With so little to do, Clay mostly spends his evenings killing time and fulfilling his one most important book store duty: painstakingly recording the comings and goings of each visitor down to the color and shape of the buttons on the customer’s coat in an ancient log book. This rather odd responsibility coupled with strange goings on lead Clay to begin to question just what is really going on at this place! Clay reaches out to a few friends to begin a quest to solve the mystery of the bookstore that leads them on a journey into an unexpected secret.

Quote: “I walk alone in the darkness and wonder how a person would begin to determine the circumference of the earth. I have no idea. I’d probably just google it.”

You’ll like this if: you want something fantastical but still within the realms of relative possibility and you were a fan of The Night Circus and/or The Magicians

 

The Age of Miracles by Karen Thompson Walker

There are few books that I have read that make me question the fragility of our state in the universe. And by this I mean in a visit to the planetarium kind of way. In the growing trend of “dystopian fiction” finding a novel that treats the end (almost end? Is it the end?) of the universe in a way that still remains somewhat hopeful makes The Age of Miracles a really good read. Many have hailed this as a Ray Bradbury-esque book, and I was definitely skeptical of that, but I felt that it rang true. At the very same time, the novel retains an air of freshness through its narrator, Julia, who is a middle schooler that doesn’t quite know how to reconcile the changes in the universe when her own universe is so consumed with changes in friendships, boys, and her body.
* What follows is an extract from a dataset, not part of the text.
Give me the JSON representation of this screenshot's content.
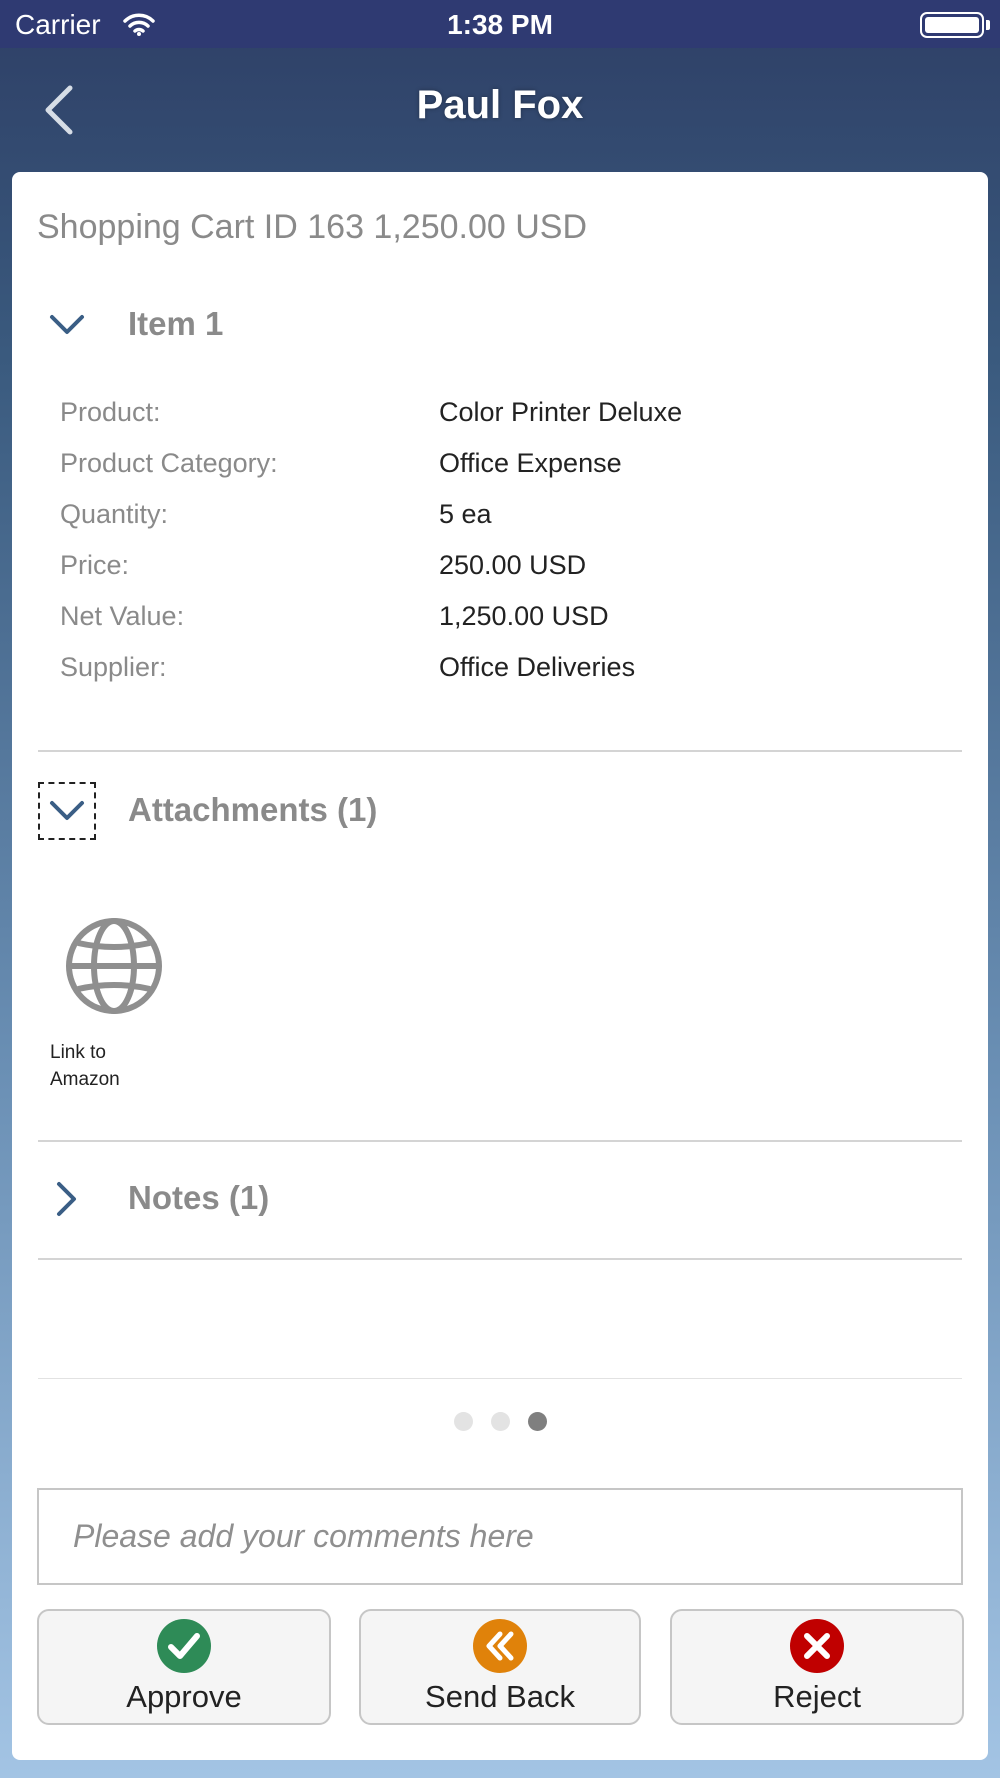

The story begins on an ordinary Saturday when Julia, along with the rest of the world, discovers that something has changed in the rotation of the earth. The days and nights are getting longer, gravity is affected, and nature itself is in a state of utter disarray. It starts being called “the slowing” and no one knows quite what to do except go on with “business as usual,” which causes quite a calamity.

Julia and her family face these changes and attempt a return to normalcy while Julia’s personal life shifts and changes seemingly also with the whims of the world. When middle school itself is a time of constant change and strange happenings, Julia struggles to find a sense of comfort when she doesn’t even know when or if the sun will rise again.
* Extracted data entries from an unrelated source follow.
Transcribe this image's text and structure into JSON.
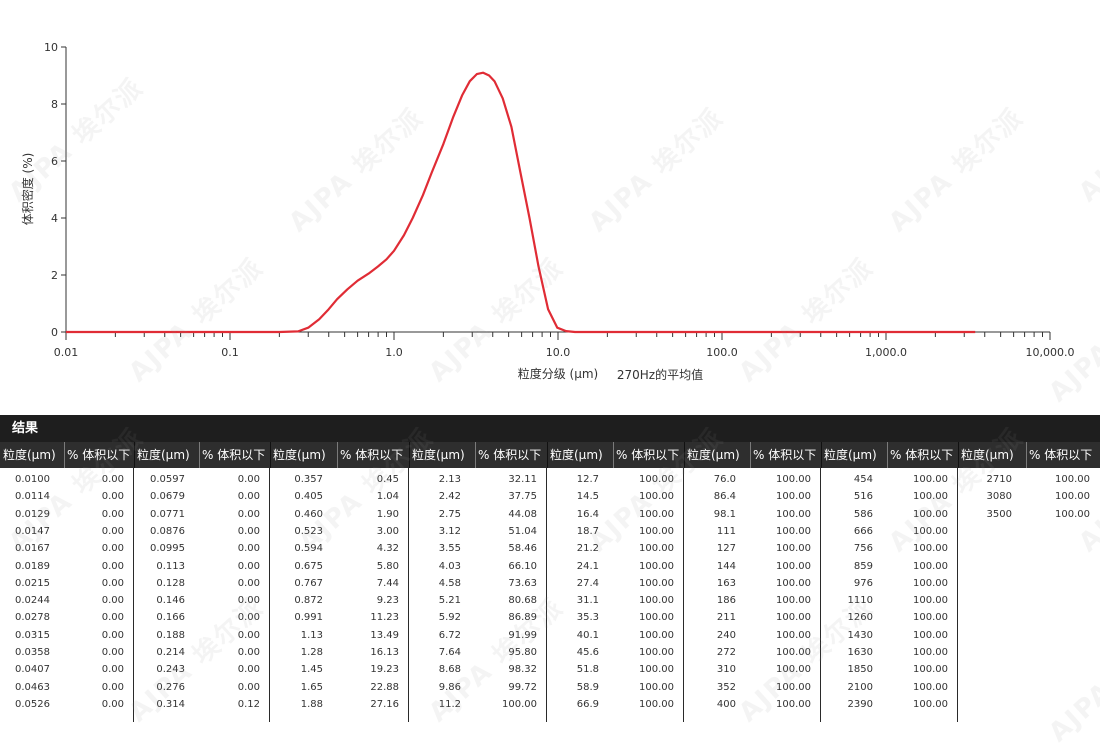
{
  "chart_data": {
    "type": "line",
    "x_scale": "log",
    "xlim": [
      0.01,
      10000
    ],
    "ylim": [
      0,
      10
    ],
    "x_ticks": [
      "0.01",
      "0.1",
      "1.0",
      "10.0",
      "100.0",
      "1,000.0",
      "10,000.0"
    ],
    "y_ticks": [
      "0",
      "2",
      "4",
      "6",
      "8",
      "10"
    ],
    "xlabel": "粒度分级 (μm)",
    "xlabel_note": "270Hz的平均值",
    "ylabel": "体积密度 (%)",
    "line_color": "#e02c35",
    "series": [
      {
        "x": [
          0.01,
          0.1,
          0.2,
          0.26,
          0.3,
          0.35,
          0.4,
          0.45,
          0.52,
          0.6,
          0.7,
          0.8,
          0.9,
          1.0,
          1.15,
          1.3,
          1.5,
          1.7,
          2.0,
          2.3,
          2.6,
          2.9,
          3.2,
          3.5,
          3.8,
          4.1,
          4.6,
          5.2,
          5.9,
          6.7,
          7.6,
          8.7,
          9.9,
          11.2,
          12.7,
          20,
          100,
          1000,
          3500
        ],
        "y": [
          0,
          0,
          0,
          0.02,
          0.15,
          0.45,
          0.8,
          1.15,
          1.5,
          1.8,
          2.05,
          2.3,
          2.55,
          2.85,
          3.4,
          4.0,
          4.8,
          5.6,
          6.6,
          7.55,
          8.3,
          8.8,
          9.05,
          9.1,
          9.0,
          8.8,
          8.2,
          7.2,
          5.6,
          4.0,
          2.3,
          0.8,
          0.15,
          0.03,
          0,
          0,
          0,
          0,
          0
        ]
      }
    ]
  },
  "results": {
    "title": "结果",
    "col_size_header": "粒度(μm)",
    "col_vol_header": "% 体积以下",
    "columns": [
      {
        "sizes": [
          "0.0100",
          "0.0114",
          "0.0129",
          "0.0147",
          "0.0167",
          "0.0189",
          "0.0215",
          "0.0244",
          "0.0278",
          "0.0315",
          "0.0358",
          "0.0407",
          "0.0463",
          "0.0526"
        ],
        "vols": [
          "0.00",
          "0.00",
          "0.00",
          "0.00",
          "0.00",
          "0.00",
          "0.00",
          "0.00",
          "0.00",
          "0.00",
          "0.00",
          "0.00",
          "0.00",
          "0.00"
        ]
      },
      {
        "sizes": [
          "0.0597",
          "0.0679",
          "0.0771",
          "0.0876",
          "0.0995",
          "0.113",
          "0.128",
          "0.146",
          "0.166",
          "0.188",
          "0.214",
          "0.243",
          "0.276",
          "0.314"
        ],
        "vols": [
          "0.00",
          "0.00",
          "0.00",
          "0.00",
          "0.00",
          "0.00",
          "0.00",
          "0.00",
          "0.00",
          "0.00",
          "0.00",
          "0.00",
          "0.00",
          "0.12"
        ]
      },
      {
        "sizes": [
          "0.357",
          "0.405",
          "0.460",
          "0.523",
          "0.594",
          "0.675",
          "0.767",
          "0.872",
          "0.991",
          "1.13",
          "1.28",
          "1.45",
          "1.65",
          "1.88"
        ],
        "vols": [
          "0.45",
          "1.04",
          "1.90",
          "3.00",
          "4.32",
          "5.80",
          "7.44",
          "9.23",
          "11.23",
          "13.49",
          "16.13",
          "19.23",
          "22.88",
          "27.16"
        ]
      },
      {
        "sizes": [
          "2.13",
          "2.42",
          "2.75",
          "3.12",
          "3.55",
          "4.03",
          "4.58",
          "5.21",
          "5.92",
          "6.72",
          "7.64",
          "8.68",
          "9.86",
          "11.2"
        ],
        "vols": [
          "32.11",
          "37.75",
          "44.08",
          "51.04",
          "58.46",
          "66.10",
          "73.63",
          "80.68",
          "86.89",
          "91.99",
          "95.80",
          "98.32",
          "99.72",
          "100.00"
        ]
      },
      {
        "sizes": [
          "12.7",
          "14.5",
          "16.4",
          "18.7",
          "21.2",
          "24.1",
          "27.4",
          "31.1",
          "35.3",
          "40.1",
          "45.6",
          "51.8",
          "58.9",
          "66.9"
        ],
        "vols": [
          "100.00",
          "100.00",
          "100.00",
          "100.00",
          "100.00",
          "100.00",
          "100.00",
          "100.00",
          "100.00",
          "100.00",
          "100.00",
          "100.00",
          "100.00",
          "100.00"
        ]
      },
      {
        "sizes": [
          "76.0",
          "86.4",
          "98.1",
          "111",
          "127",
          "144",
          "163",
          "186",
          "211",
          "240",
          "272",
          "310",
          "352",
          "400"
        ],
        "vols": [
          "100.00",
          "100.00",
          "100.00",
          "100.00",
          "100.00",
          "100.00",
          "100.00",
          "100.00",
          "100.00",
          "100.00",
          "100.00",
          "100.00",
          "100.00",
          "100.00"
        ]
      },
      {
        "sizes": [
          "454",
          "516",
          "586",
          "666",
          "756",
          "859",
          "976",
          "1110",
          "1260",
          "1430",
          "1630",
          "1850",
          "2100",
          "2390"
        ],
        "vols": [
          "100.00",
          "100.00",
          "100.00",
          "100.00",
          "100.00",
          "100.00",
          "100.00",
          "100.00",
          "100.00",
          "100.00",
          "100.00",
          "100.00",
          "100.00",
          "100.00"
        ]
      },
      {
        "sizes": [
          "2710",
          "3080",
          "3500"
        ],
        "vols": [
          "100.00",
          "100.00",
          "100.00"
        ]
      }
    ]
  },
  "watermark": {
    "text": "AJPA 埃尔派"
  }
}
Quote: “At the beginning, people stood on street corners and shouted about the end of the world. Counselors came to talk to us at school…The freeways clogged immediately. People heard the news, and they wanted to move. Families piled into minivans and crossed state lines. They scurried in every direction like small animals caught suddenly under a light.

But, of course, there was nowhere on earth to go.”

You’ll like this if: you’re a fan of Ray Bradbury, you like your science fiction with a healthy dose of science fact, and you’re not afraid to be a bit unsettled.